Ce déchaînement de haine et de violence de la foule gazaouïe qui n’a rien d’une manifestation pacifique ni d’une preuve « d’innocence », au sens littéral du terme, tous ceux qui ont assisté aux libérations des otages ont pu en être témoins. Eli Sharabi raconte la façon dont il a vécu sa propre libération. « Je savais, parce qu’Ohad m’a prévenu, qu’il y aurait beaucoup de monde. Et pourtant, je suis stupéfait de voir une telle quantité de personnes. Je n’en reviens pas de leur exaltation, de l’excitation dans l’air, de l’appétit de nous voir et de s’approcher de nous. La tension est palpable. Les terroristes du Hamas nous disent de ne pas avoir peur, ils vont nous protéger. Avant qu’on ne sorte de la voiture, ils forment une barrière de sécurité entre nous et la foule déchaînée. Dans ces moments, comme chaque fois qu’on sort des tunnels pour se retrouver dehors, dans la rue, les membres du Hamas sont les « gentils ». Ce sont nos piliers, nos boucliers. Ils sont là pour qu’on se sente en sécurité. On sait que sans eux, absolument tous les spectateurs dans cette foule se jetteraient sur nous pour nous lyncher » (page 208).       

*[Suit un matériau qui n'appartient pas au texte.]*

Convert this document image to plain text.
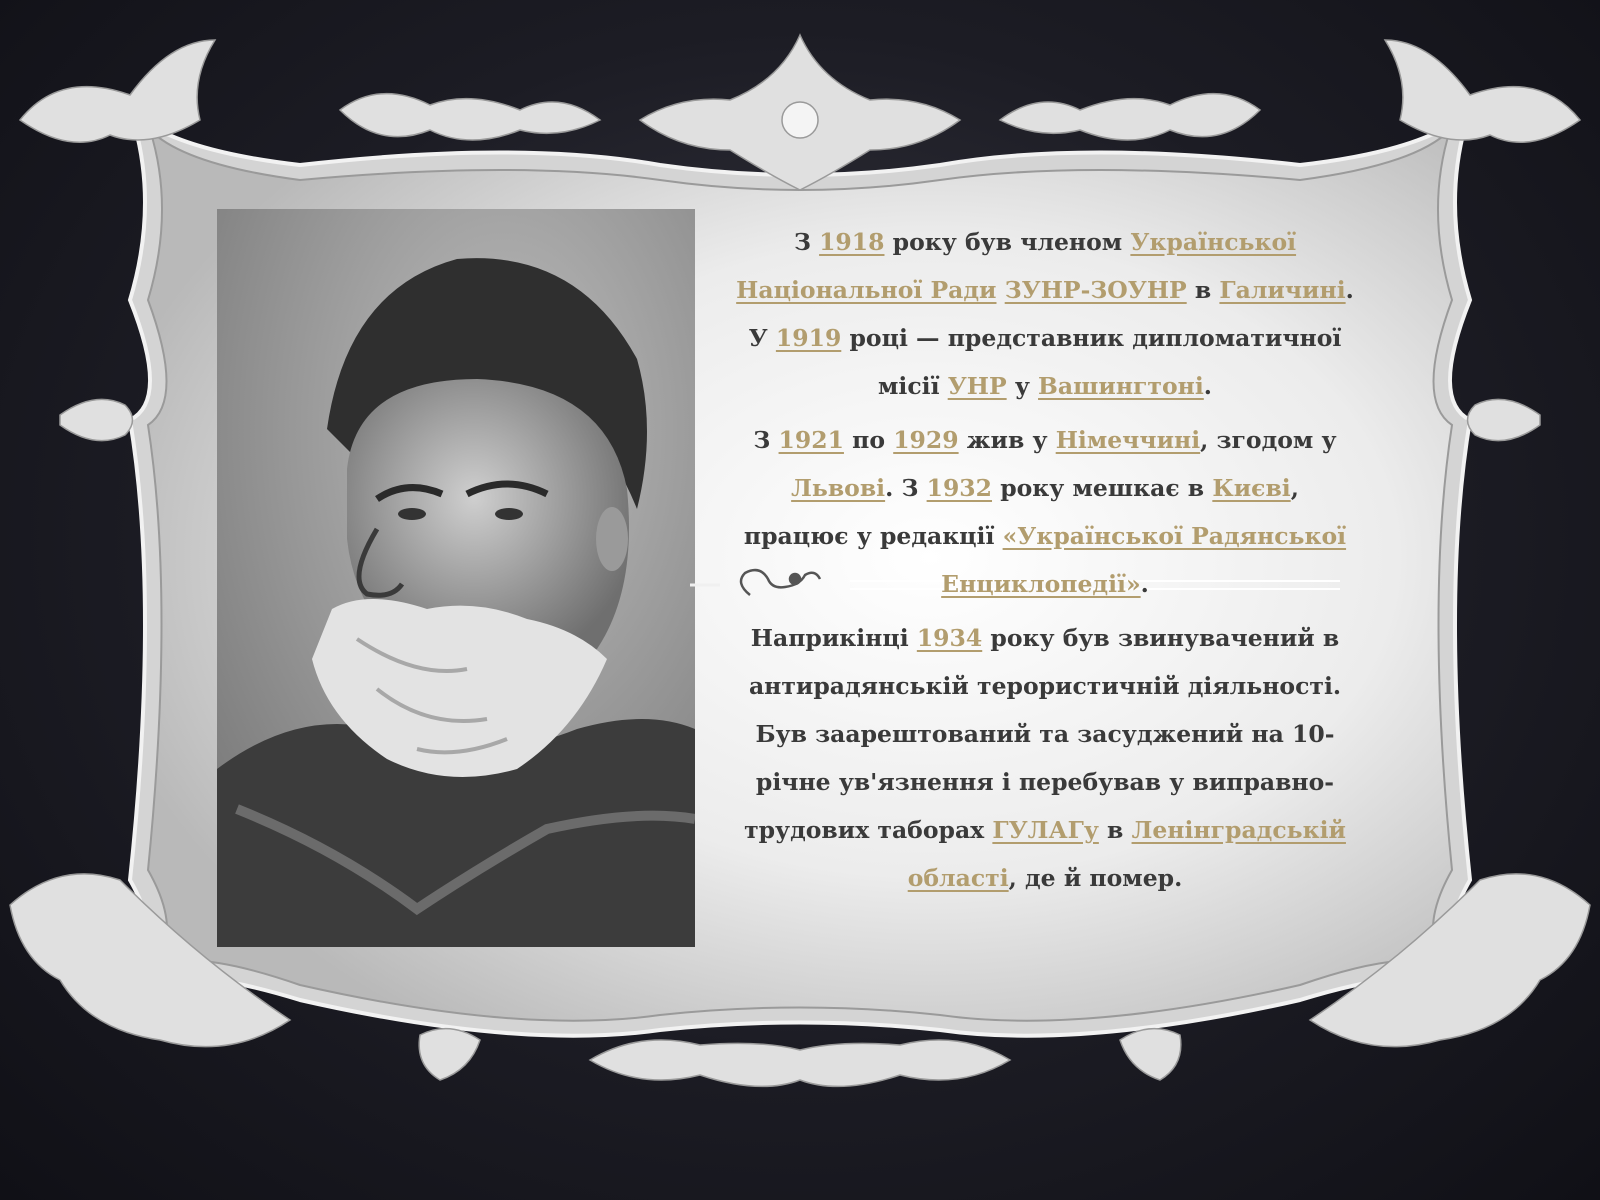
З 1918 року був членом Української Національної Ради ЗУНР-ЗОУНР в Галичині. У 1919 році — представник дипломатичної місії УНР у Вашингтоні.

З 1921 по 1929 жив у Німеччині, згодом у Львові. З 1932 року мешкає в Києві, працює у редакції «Української Радянської Енциклопедії».

Наприкінці 1934 року був звинувачений в антирадянській терористичній діяльності. Був заарештований та засуджений на 10-річне ув'язнення і перебував у виправно-трудових таборах ГУЛАГу в Ленінградській області, де й помер.
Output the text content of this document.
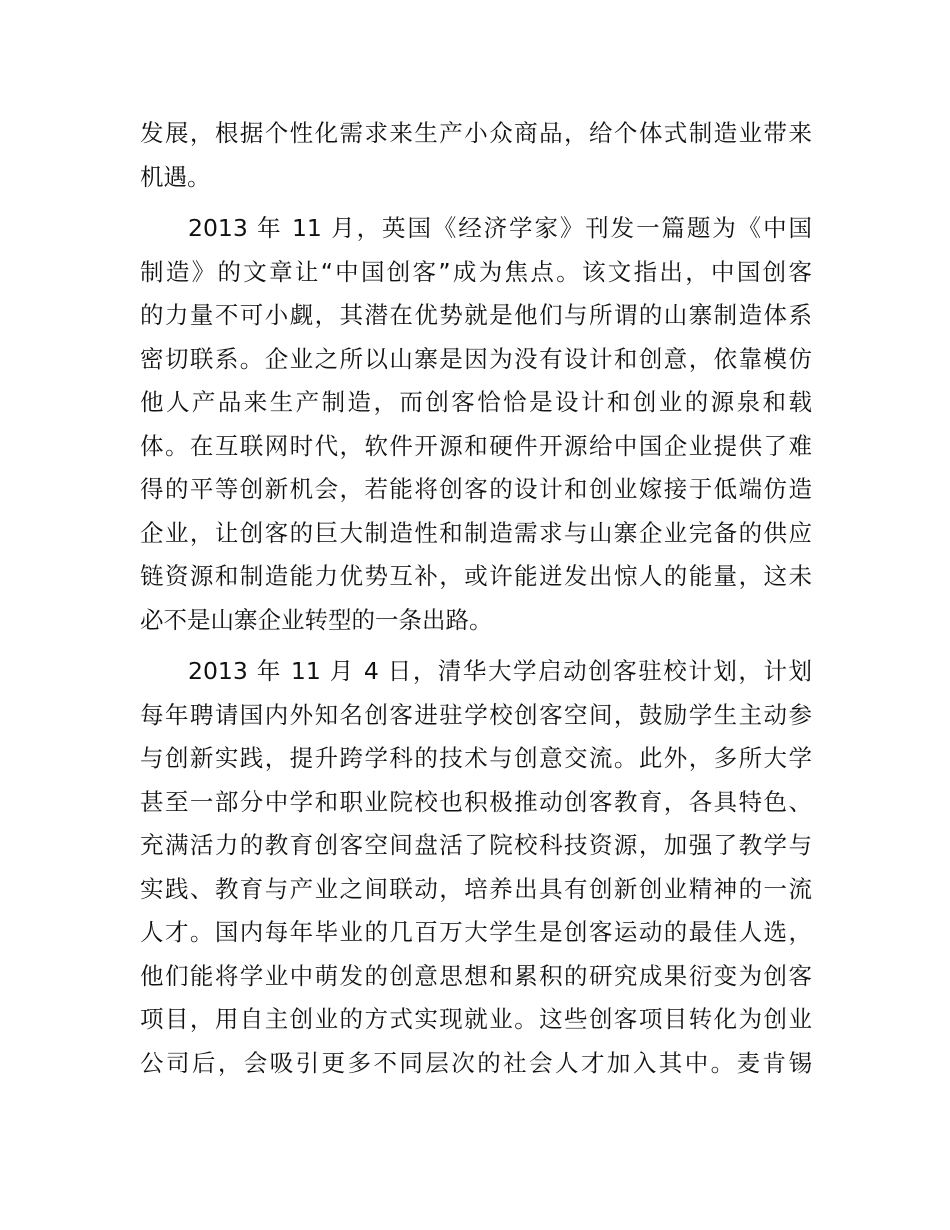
发展，根据个性化需求来生产小众商品，给个体式制造业带来
机遇。
2013 年 11 月，英国《经济学家》刊发一篇题为《中国
制造》的文章让“中国创客”成为焦点。该文指出，中国创客
的力量不可小觑，其潜在优势就是他们与所谓的山寨制造体系
密切联系。企业之所以山寨是因为没有设计和创意，依靠模仿
他人产品来生产制造，而创客恰恰是设计和创业的源泉和载
体。在互联网时代，软件开源和硬件开源给中国企业提供了难
得的平等创新机会，若能将创客的设计和创业嫁接于低端仿造
企业，让创客的巨大制造性和制造需求与山寨企业完备的供应
链资源和制造能力优势互补，或许能迸发出惊人的能量，这未
必不是山寨企业转型的一条出路。
2013 年 11 月 4 日，清华大学启动创客驻校计划，计划
每年聘请国内外知名创客进驻学校创客空间，鼓励学生主动参
与创新实践，提升跨学科的技术与创意交流。此外，多所大学
甚至一部分中学和职业院校也积极推动创客教育，各具特色、
充满活力的教育创客空间盘活了院校科技资源，加强了教学与
实践、教育与产业之间联动，培养出具有创新创业精神的一流
人才。国内每年毕业的几百万大学生是创客运动的最佳人选，
他们能将学业中萌发的创意思想和累积的研究成果衍变为创客
项目，用自主创业的方式实现就业。这些创客项目转化为创业
公司后，会吸引更多不同层次的社会人才加入其中。麦肯锡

Les images fabriquées et les faux récits de la propagande « pro-palestinienne » que les médias relaient avec complaisance ne tiennent compte ni des données avérées d’une collusion entre le Hamas et la population civile de Gaza (cf. Le livre noir du palestinisme), ni des témoignages de ceux qui sont ressortis miraculeusement vivants après plus de seize mois passés dans cet enfer (cf. Otage : 491 jours aux mains du Hamas). Ayant construit le mythe d’un peuple martyre, ils continuent de propager celui d’une population civile « innocente » et pacifique qui subirait la tyrannie d’une organisation terroriste et islamique qui leur serait étrangère. La vérité c’est que les civils de Gaza ne sont pas « innocents », dans tous les sens du terme ; ils sont bien « coupables » de collusion avec le Hamas et « dangereux » pour l’existence des Juifs.

© Dr Isaac Attia

* Dr. Isaac Attia est Historien et Sémiologue, ancien Enseignant et Chercheur à l’Institut Yad Vashem de Jérusalem, co-auteur et coordinateur du « Livre noir du palestinisme ». Cet ouvrage collectif est préfacé par le Ministre de la Diaspora et de la Lutte contre l’Antisémitisme Amihaï Chikli, et co-écrit par Bat Yéor, Shmuel Trigano, André Darmon, Pierre-André Taguieff, Ephraïm Herrera, Yana Grinshpun, Georges-Elia Sarfati, Richard Darmon, Yves Mamou, Catherine Stora, Yéochoua Sultan, Léon Rozenbaum et Brigitte Ullmo-Bliah. En Israël, le livre est en vente dans toutes les librairies Steimatsky. Pour une conférence dédicace sur le livre : ivriout@gmail.com. Pour commander le livre : lelivrenoirdupalestinisme@gmail.com.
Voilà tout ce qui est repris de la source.